Investigators from academia and the private sector have joined together with our stakeholders, students and teachers to organize around three questions and the IAModel
Overarching Question: How will the interaction of climate change and land use alter hydrological processes and nutrient transport from the landscape, internal processing and eutrophic state within the lake and what are the implications for adaptive management strategies?
Question 1: What is the relative importance of endogenous in-lake processes (e.g. internal loading, ice cover, hydrodynamics) versus exogenous to-lake processes (e.g. land use change, snow/rain timing, storm frequency and intensity, land management) to lake eutrophication and algal blooms? This question broadens current research on the Lake Champlain Basin, by focusing on coupled human and natural system aspects.
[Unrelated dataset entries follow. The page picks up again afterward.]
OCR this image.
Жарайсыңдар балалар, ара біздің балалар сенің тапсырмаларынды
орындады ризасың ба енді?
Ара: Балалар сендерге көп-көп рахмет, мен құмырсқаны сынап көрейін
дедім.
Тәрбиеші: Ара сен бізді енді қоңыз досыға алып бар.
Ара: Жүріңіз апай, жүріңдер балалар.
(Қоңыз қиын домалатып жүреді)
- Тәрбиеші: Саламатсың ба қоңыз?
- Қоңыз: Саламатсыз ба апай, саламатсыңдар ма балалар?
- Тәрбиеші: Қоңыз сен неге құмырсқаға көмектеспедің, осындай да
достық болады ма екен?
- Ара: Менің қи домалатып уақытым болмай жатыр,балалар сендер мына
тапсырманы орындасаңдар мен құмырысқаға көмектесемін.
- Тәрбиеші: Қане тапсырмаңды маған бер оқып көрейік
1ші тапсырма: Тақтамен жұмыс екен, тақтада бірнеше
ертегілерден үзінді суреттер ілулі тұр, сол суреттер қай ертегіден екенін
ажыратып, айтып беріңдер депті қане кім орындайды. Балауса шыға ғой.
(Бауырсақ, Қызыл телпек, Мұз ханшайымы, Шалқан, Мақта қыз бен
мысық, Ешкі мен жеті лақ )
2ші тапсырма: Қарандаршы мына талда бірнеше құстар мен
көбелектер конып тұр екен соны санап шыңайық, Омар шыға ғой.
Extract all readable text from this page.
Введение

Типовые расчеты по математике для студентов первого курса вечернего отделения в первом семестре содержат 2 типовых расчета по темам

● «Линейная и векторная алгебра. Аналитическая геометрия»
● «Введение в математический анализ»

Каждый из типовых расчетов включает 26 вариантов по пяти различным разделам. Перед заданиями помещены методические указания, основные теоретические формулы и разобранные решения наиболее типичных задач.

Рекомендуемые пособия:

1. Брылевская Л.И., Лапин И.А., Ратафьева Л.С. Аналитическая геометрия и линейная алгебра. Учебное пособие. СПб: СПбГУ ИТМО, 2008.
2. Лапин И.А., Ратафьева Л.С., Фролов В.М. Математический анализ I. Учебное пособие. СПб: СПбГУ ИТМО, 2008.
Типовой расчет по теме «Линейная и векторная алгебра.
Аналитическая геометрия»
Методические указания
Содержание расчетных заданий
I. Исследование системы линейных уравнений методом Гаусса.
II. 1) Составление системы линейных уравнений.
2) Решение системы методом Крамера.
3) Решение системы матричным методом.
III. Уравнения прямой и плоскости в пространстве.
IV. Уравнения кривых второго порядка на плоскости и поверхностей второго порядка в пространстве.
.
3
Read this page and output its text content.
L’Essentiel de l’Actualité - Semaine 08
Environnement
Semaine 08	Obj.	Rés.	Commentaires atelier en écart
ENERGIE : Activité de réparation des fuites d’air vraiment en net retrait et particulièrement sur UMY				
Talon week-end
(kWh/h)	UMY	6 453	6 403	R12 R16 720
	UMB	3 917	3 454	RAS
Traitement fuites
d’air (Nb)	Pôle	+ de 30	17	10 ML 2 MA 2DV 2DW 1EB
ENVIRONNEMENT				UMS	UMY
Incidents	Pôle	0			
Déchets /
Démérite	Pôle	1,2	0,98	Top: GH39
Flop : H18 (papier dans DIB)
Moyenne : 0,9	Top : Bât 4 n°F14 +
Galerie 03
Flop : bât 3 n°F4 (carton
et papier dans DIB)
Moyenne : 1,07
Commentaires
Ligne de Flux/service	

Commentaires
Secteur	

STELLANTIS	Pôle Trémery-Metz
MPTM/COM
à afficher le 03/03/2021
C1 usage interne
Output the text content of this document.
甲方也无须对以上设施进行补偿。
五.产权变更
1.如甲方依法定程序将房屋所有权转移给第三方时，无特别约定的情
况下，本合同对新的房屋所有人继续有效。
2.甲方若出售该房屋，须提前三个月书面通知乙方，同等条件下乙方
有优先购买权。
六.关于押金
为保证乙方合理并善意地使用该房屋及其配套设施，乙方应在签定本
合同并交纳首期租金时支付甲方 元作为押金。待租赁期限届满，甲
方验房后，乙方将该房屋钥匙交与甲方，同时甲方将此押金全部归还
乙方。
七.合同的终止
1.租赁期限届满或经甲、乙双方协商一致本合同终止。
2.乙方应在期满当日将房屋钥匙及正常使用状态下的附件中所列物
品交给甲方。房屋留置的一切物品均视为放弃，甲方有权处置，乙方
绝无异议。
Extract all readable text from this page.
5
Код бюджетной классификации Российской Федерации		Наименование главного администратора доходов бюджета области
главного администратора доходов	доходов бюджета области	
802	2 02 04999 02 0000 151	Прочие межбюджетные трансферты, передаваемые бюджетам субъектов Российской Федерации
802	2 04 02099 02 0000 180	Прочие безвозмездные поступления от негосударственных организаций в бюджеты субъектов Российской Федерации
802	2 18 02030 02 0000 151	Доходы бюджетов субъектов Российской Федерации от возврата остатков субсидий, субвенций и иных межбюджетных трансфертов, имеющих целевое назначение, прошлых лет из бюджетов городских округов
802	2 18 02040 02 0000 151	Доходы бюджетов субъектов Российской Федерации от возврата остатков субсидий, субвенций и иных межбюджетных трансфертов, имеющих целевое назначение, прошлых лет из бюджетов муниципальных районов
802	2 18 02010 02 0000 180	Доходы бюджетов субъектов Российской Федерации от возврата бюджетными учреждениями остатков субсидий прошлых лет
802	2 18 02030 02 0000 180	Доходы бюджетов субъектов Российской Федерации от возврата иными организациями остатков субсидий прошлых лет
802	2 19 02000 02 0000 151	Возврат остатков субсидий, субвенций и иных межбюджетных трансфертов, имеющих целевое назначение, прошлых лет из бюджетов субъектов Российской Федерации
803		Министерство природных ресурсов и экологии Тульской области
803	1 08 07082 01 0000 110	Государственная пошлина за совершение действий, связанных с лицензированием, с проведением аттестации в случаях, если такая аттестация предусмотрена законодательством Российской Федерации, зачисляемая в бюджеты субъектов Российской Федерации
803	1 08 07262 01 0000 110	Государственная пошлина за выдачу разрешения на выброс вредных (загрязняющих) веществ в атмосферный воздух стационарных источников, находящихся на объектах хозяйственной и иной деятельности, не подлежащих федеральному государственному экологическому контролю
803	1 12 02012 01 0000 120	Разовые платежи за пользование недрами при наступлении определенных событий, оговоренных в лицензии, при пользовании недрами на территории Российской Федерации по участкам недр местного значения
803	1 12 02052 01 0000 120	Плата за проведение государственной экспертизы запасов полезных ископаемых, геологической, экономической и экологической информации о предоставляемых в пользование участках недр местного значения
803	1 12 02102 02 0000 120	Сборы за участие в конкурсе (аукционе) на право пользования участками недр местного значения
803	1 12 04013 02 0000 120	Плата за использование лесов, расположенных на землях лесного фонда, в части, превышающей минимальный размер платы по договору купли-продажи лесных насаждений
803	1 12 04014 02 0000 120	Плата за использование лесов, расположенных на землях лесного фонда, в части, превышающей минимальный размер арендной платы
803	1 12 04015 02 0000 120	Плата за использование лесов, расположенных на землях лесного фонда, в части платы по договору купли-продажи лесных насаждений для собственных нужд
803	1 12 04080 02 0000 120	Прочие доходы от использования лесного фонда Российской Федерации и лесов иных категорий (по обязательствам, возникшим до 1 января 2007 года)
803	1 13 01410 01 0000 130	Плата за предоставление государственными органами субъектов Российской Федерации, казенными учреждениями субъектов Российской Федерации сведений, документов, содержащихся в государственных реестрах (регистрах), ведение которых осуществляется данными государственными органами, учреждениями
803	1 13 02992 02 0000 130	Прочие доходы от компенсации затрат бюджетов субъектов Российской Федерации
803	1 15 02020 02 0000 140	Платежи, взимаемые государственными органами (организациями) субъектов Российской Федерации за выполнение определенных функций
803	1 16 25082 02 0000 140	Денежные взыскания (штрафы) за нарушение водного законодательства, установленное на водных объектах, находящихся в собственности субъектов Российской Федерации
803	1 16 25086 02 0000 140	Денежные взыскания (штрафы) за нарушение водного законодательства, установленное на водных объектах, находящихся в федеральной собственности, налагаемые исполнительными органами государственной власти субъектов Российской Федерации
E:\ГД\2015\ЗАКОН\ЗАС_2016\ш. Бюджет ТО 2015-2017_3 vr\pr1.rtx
Research on both questions 1 and 2 utilizes the information flowing from the CSYS group on new computational tools, best temporal and spatial sampling regimes, uncertainties, scale dependencies, and gaps in data sets.
Question 2: Which alternative stable states can emerge in the watershed and lake resulting from non-linear dynamics of climate drivers, lake basin processes, social behavior, and policy decisions? This question springs very directly from lessons learned by CSYS modelers of the Lake Champlain watershed data. Complex systems models will assist us in identifying the available stable states that lose resilience; recovery from some states (e.g complete eutrophication) could be very difficult through land use management policies if they come to pass.
Question 3: In the face of uncertainties about alternate climate change, land use and lake response scenarios, how can adaptive management interventions (e.g. regulation, incentives, treaties) be designed, valued and implemented in the multi-jurisdictional Lake Champlain Basin? Adaptive management on a local scale will be addressed through scenario testing and complex systems modeling, in particular agent-based models of policy actors. We will work closely with our stakeholders and use mediated modeling, participatory planning and consensus building to understand the processes of policy implementation and the attitudes of the public and managers toward climate change and to steer the watershed governance toward proactive adaptive management interventions for sustaining high-valued alternate stable states in the lake.